Nikki rolled over, drew Matt's face down to hers, and kissed him lightly on the mouth.
"Tell her what she just won, Merv," he said as she finished. "Congratulations, you just won another two hundred hours of massage."
Matt cupped his hands over his mouth and imitated the roar of a crowd.
"I'll tell you what, big guy," she said. "We'll stop in some city in New Jersey and I'll just file a report with the FBI office there. Then I'll go with you wherever it is you want to go. Deal?"
"I'm agin it."
"I know you are."
"Okay, deal… There's something else you want to add. I can see it in your eyes. What is it? What?"
"Matt, I hate to say this, and I don't want you to get upset or discouraged, but the mine theory isn't holding together well for me."
"What do you mean?"
"I mean the connection between the toxic exposure and the syndrome we've encountered."
"The waste dump is there. I saw it."
"Given. Let's assume the two miners had the same spongiform disease that Joe found in Kathy. Spongiform encephalopathy, at least the four or five different types we know of, is caused by prisons, but I just don't know how a toxic exposure can cause a prion infection."
"Well," he said after some thought, "let me take a crack at that. There are good, life-sustaining prions that everybody has and loves, right?"
"Yes."
"And there are bad, spawn-of-the-devil, PrPSc prions that cause spongiform disease, right?"
"Essentially, yes."
"Then, how about the toxic exposure increases susceptibility to bad prions… or… or causes mutations from good to evil? Organic toxins cause mutations that go on to cause cancer."
"That's a fact. But remember, these conditions seem to take years to develop — in some instances, decades. So if a toxic exposure did occur affecting our three cases, I would think it occurred before any of the subjects was old enough to be working in the mine. And what about Kathy? She never even came close to the mine as far as we know."
"What about groundwater contamination?"
"The toxins from the mine get into the water and accelerate prion mutations. Is that what you wish to believe?"
"That is what I would like to believe, yes," Matt said.
She kissed him once again, then pulled her pillow in tightly as she drew her knees and arms in.
"Works for me," she said dreamily.
But Matt could tell that it didn't. He waited until her breathing said that she was asleep.
"G'night," he whispered.
He rolled over and drifted off, his mind playing images of an underground river churning past countless barrels of poison, then coursing off into the darkness.

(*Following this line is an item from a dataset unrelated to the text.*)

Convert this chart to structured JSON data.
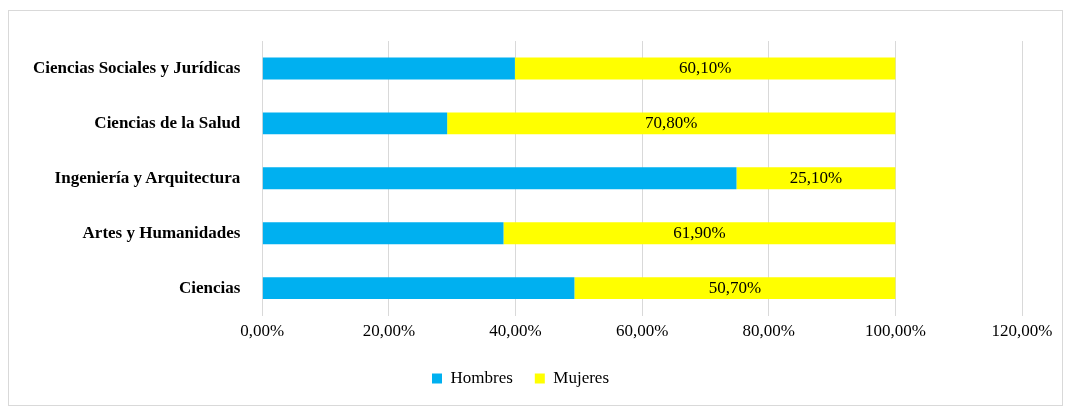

Newark, New Jersey. With four stops for directions, which were invariably given to them in dense Newarkese, it took longer to locate the FBI office than it had to make it to Newark from Stamford. They chose Newark because they expected it would have a good-sized office, and because neither of them wanted to drive into Manhattan. Matt rolled slowly down a tree-lined street, past the tall, nondescript Gateway Center on Market Street, and stopped half a block away.
"So," he said as Nikki stripped off her helmet, buckled it to the bike, and ran a brush through her hair, "here we are."
"Here we are," she echoed, hands on hips. "Matt, you're looking distressed. I thought we had decided on a plan."
"I just don't feel comfortable about this."
"I understand. How about making it a little easier on me." She reached her arms out to him. "Come on," she cooed.
"Sorry," Matt muttered, accepting the invitation to hold her. "I still have trouble coming to grips with why people don't accept my point of view on any given subject as the only viable one, let alone the best one."
"You can come in with me if you want."
"The FBI agents might not look charitably on any guy with a ponytail who isn't Steven Seagal. Tell you what, I'm going to call my uncle from that pay phone we saw on the next block. After that I might come in."